Amy Rajendran, head of financial communications at Credit Suisse, told MaltaToday: “There will likely be a two-year period before the UK exits the EU; over this time period, there are likely to be extensive negotiations with EU member states and domestic UK legislative reviews.”

UBS, the lending bank and investment firm, was more succinct in its comment to MaltaToday: “As a Swiss organisation, we’re used to preparing our business for change in line with the democratic will of the public.  We are now at the start of a multi-year process and we will approach this in the same way we would in our home market. At this point there is nothing to add to this.”

But banks are not the only London-based companies currently considering setting up offices in other EU countries.

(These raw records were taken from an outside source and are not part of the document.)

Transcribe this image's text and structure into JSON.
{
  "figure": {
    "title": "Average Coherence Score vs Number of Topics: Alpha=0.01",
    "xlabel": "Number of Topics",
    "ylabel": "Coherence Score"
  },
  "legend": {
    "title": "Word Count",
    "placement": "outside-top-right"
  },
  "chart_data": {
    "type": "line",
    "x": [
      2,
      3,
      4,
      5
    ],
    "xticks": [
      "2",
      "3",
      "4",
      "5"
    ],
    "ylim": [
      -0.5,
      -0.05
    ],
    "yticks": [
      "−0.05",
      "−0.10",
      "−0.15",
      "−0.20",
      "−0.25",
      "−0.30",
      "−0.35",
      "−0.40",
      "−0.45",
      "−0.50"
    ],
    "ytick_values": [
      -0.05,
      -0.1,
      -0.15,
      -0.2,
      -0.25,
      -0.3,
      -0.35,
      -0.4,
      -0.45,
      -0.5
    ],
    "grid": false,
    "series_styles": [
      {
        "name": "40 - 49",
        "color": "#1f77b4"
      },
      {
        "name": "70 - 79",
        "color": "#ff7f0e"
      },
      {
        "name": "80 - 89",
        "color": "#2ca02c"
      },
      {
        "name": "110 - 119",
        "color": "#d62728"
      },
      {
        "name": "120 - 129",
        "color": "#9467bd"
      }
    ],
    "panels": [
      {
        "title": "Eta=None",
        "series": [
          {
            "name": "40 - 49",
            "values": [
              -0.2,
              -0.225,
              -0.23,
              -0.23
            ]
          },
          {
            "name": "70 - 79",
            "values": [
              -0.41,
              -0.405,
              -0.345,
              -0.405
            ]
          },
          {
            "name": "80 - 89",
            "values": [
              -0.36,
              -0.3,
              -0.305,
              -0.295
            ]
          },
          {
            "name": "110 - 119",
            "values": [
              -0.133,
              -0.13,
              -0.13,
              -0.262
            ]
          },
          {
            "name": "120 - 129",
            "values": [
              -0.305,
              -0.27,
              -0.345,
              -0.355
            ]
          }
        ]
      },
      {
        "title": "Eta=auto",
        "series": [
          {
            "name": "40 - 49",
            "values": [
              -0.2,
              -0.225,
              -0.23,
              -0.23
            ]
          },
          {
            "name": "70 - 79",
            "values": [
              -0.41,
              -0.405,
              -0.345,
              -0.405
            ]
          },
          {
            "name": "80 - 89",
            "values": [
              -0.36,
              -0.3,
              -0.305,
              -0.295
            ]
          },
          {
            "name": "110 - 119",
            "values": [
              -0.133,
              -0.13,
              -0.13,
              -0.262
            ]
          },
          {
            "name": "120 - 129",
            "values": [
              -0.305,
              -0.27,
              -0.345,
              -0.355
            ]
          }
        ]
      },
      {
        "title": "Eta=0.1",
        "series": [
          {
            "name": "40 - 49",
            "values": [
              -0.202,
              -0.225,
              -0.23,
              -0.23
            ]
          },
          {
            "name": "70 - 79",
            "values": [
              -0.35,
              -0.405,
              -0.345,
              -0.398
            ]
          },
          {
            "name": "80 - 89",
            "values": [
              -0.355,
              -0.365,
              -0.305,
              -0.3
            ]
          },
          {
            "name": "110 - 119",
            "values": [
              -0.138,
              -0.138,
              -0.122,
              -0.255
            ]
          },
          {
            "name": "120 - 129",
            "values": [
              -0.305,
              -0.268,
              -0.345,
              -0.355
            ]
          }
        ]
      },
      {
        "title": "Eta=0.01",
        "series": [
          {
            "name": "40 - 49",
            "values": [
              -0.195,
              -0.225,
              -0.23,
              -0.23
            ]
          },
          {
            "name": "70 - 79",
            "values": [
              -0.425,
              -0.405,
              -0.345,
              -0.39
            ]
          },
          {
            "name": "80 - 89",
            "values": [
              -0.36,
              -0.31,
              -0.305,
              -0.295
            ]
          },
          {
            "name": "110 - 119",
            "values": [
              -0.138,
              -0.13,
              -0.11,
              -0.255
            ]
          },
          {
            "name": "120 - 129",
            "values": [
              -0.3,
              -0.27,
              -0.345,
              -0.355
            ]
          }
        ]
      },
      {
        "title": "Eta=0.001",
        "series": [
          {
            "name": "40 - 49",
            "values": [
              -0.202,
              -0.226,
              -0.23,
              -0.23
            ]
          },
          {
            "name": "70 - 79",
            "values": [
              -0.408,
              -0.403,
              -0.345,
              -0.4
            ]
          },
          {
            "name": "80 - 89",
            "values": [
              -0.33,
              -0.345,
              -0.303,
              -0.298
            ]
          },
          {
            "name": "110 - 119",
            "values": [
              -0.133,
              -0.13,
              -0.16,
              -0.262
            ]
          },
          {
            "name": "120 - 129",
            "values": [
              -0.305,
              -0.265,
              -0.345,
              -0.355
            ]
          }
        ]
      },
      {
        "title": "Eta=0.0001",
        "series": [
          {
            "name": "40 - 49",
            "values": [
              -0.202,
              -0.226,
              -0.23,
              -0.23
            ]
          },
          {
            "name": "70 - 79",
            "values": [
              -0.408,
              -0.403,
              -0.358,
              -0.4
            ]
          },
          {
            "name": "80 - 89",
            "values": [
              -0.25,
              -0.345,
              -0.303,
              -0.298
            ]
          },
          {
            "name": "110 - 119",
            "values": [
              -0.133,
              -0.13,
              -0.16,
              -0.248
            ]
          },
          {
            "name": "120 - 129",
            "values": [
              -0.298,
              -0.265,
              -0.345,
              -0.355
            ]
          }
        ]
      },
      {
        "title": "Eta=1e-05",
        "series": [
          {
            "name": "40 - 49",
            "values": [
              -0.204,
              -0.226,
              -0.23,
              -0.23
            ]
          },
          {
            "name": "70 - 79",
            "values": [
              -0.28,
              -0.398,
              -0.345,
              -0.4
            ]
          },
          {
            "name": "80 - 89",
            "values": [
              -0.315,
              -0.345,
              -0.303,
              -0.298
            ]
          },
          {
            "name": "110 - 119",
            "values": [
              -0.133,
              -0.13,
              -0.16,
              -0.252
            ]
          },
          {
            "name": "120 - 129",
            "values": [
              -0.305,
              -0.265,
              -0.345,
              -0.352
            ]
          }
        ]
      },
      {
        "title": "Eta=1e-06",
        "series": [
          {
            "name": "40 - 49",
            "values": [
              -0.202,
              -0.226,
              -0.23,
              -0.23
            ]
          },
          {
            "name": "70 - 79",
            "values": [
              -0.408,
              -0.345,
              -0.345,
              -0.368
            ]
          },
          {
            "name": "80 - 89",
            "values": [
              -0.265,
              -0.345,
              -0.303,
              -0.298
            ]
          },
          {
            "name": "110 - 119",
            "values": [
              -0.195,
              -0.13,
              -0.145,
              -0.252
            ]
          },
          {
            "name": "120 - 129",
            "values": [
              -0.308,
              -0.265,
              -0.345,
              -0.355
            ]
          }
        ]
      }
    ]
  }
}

The gambling industry in the UK could also take a large hit and could also be a very attractive target for Malta.

“Right now, very few people are concerned about the impact of the Brexit vote on the gambling industry,” Satariano said. “Online casinos, poker rooms and bookmakers in the UK have good reasons to be worried.”

The UK, Gibraltar and the Isle of Man host some of the biggest gambling operators, who rely on passporting to be able to offer remote gaming across the EU.

“They cannot afford to lose access to the EU markets and it is very likely that these UK-based gaming companies operating in EU markets might choose to relocate to Malta where they can enjoy the best of both worlds,” Satariano said.